Lattice Parameters (in Å) a, b, and c, Calculated Using Different DFT Functionals, and the Relative Error (Δ) of Bulk PdSe2 with Respect to the Experimental Data

	a	Δ (%)	b	Δ (%)	c	Δ (%)
expt (ref (47))	5.7457		5.8679		7.6976
PBE	5.779	0.63	5.931	1.09	8.495	9.62
PBE-D2	6.196	7.83	6.196	5.58	6.193	–19.55
PBE-D3 + ZP	6.198	7.87	6.197	5.62	6.192	–19.55
PBE-D3 + BJ	6.179	7.54	6.178	5.30	6.173	–19.81
PBE-dDsC	6.208	8.05	6.210	5.82	6.201	–19.44
optPBE	6.310	9.81	6.310	7.53	6.303	–18.12
optB86b	6.220	8.26	6.221	6.01	6.212	–19.30
optB88	6.268	9.09	6.269	6.83	6.258	–18.70
vdW-DF2	6.512	13.34	6.513	10.99	6.524	–15.24
PBE-TS	5.862	2.03	5.953	1.46	7.590	–1.40
PBE-TS + HI	5.859	1.98	5.955	1.48	7.591	–1.38
PBE-TS + SCS	5.851	1.83	5.947	1.34	7.694	–0.05
PBE-TS + MBD	5.838	1.61	5.945	1.32	7.496	–2.62

Next, we focus on the electronic properties of bulk PdSe2. Its Brillouin zone and electronic band structure are shown in Figure b,c, respectively. Bulk PdSe2 is metallic in nature with many bands across the Fermi level (Figure c). We also calculated the band structure of bulk PdSe2 in the presence of spin–orbit coupling (SOC) (Figure S1). Both combinations of methods predict that bulk PdSe2 is metallic, being fully consistent with the recently reported experimental results.[33] Clearly, accurate prediction of the lattice structure is vital for the theoretical prediction of the electronic properties.

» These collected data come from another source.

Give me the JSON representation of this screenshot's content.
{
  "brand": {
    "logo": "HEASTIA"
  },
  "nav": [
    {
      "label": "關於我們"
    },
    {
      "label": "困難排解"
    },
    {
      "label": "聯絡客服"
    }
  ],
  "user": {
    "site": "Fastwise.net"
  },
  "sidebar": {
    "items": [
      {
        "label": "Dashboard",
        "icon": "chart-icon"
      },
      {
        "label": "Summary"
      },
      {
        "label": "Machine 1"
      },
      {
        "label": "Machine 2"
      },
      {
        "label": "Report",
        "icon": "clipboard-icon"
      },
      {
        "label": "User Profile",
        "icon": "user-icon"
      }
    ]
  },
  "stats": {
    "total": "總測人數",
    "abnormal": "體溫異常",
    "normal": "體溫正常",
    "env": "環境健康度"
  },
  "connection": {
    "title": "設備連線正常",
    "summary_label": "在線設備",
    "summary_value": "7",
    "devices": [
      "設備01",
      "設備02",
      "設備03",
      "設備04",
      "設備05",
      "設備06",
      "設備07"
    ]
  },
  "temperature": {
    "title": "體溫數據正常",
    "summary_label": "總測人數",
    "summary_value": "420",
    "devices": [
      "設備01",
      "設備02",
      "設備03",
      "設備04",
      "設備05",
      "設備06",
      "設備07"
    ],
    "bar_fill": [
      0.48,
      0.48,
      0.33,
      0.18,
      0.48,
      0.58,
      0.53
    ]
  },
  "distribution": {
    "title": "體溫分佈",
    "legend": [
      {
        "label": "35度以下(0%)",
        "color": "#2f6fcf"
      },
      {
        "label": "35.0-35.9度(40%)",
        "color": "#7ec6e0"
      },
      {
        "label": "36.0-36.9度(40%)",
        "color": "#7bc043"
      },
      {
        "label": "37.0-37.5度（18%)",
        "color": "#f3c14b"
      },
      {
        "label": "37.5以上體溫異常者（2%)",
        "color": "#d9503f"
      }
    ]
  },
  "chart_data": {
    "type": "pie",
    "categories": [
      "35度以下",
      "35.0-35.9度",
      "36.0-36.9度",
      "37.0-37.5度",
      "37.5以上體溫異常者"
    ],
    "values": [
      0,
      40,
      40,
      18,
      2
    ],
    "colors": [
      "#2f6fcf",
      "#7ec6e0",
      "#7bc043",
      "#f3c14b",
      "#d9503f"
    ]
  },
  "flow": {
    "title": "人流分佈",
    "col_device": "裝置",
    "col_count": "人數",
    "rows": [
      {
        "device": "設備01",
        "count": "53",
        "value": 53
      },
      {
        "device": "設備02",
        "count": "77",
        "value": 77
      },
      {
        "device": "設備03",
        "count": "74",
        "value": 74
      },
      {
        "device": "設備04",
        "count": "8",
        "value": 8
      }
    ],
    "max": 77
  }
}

Lattice Structure and Electronic Properties of Monolayer PdSe2

Next, we focus on monolayer PdSe2. Figure a shows the optimized structure of the PdSe2 monolayer: every primitive cell of monolayer PdSe2 contains two Pd atoms and four Se atoms in a pentagonal arrangement. Unlike the isotropic penta-graphene,[26] PdSe2 has an anisotropic structure. The optimized lattice constants are a = 5.71 Å and b = 5.90 Å, which are in good agreement with the previous results.[33,49] In a primitive cell, each Pd atom forms four bonds with four Se atoms, while each Se atom forms two bonds with two Pd atoms and one bond with another Se atom. Because of its anisotropy, two types of Se are defined in a primitive cell, denoted as Se1 and Se2 (Figure a). The bond lengths of Pd–Se1, Pd–Se2, and Se1–Se2 are 2.45, 2.46, and 2.42 Å, respectively, while the bond angles of Se1–Pd–Se1, Se1–Pd–Se2, and Pd–Se1–Pd are 93.6, 86.4, and 113.7°, respectively. The side view (Figure a) shows a large buckling height of 0.75 Å, much larger than that of penta-graphene (0.6 Å).[26]

Figure 2

(a) Top view (top panel) and side view (bottom panel) of the monolayer PdSe2. The red and white spheres represent Pd and Se atoms, respectively. (b) The electronic band structure and density of states (DOSs) of monolayer PdSe2 are calculated by the PBE-TS + SCS method. The Fermi level has been set to zero and indicated by the dashed line. (c) The Brillouin zone path of PdSe2 primitive cell.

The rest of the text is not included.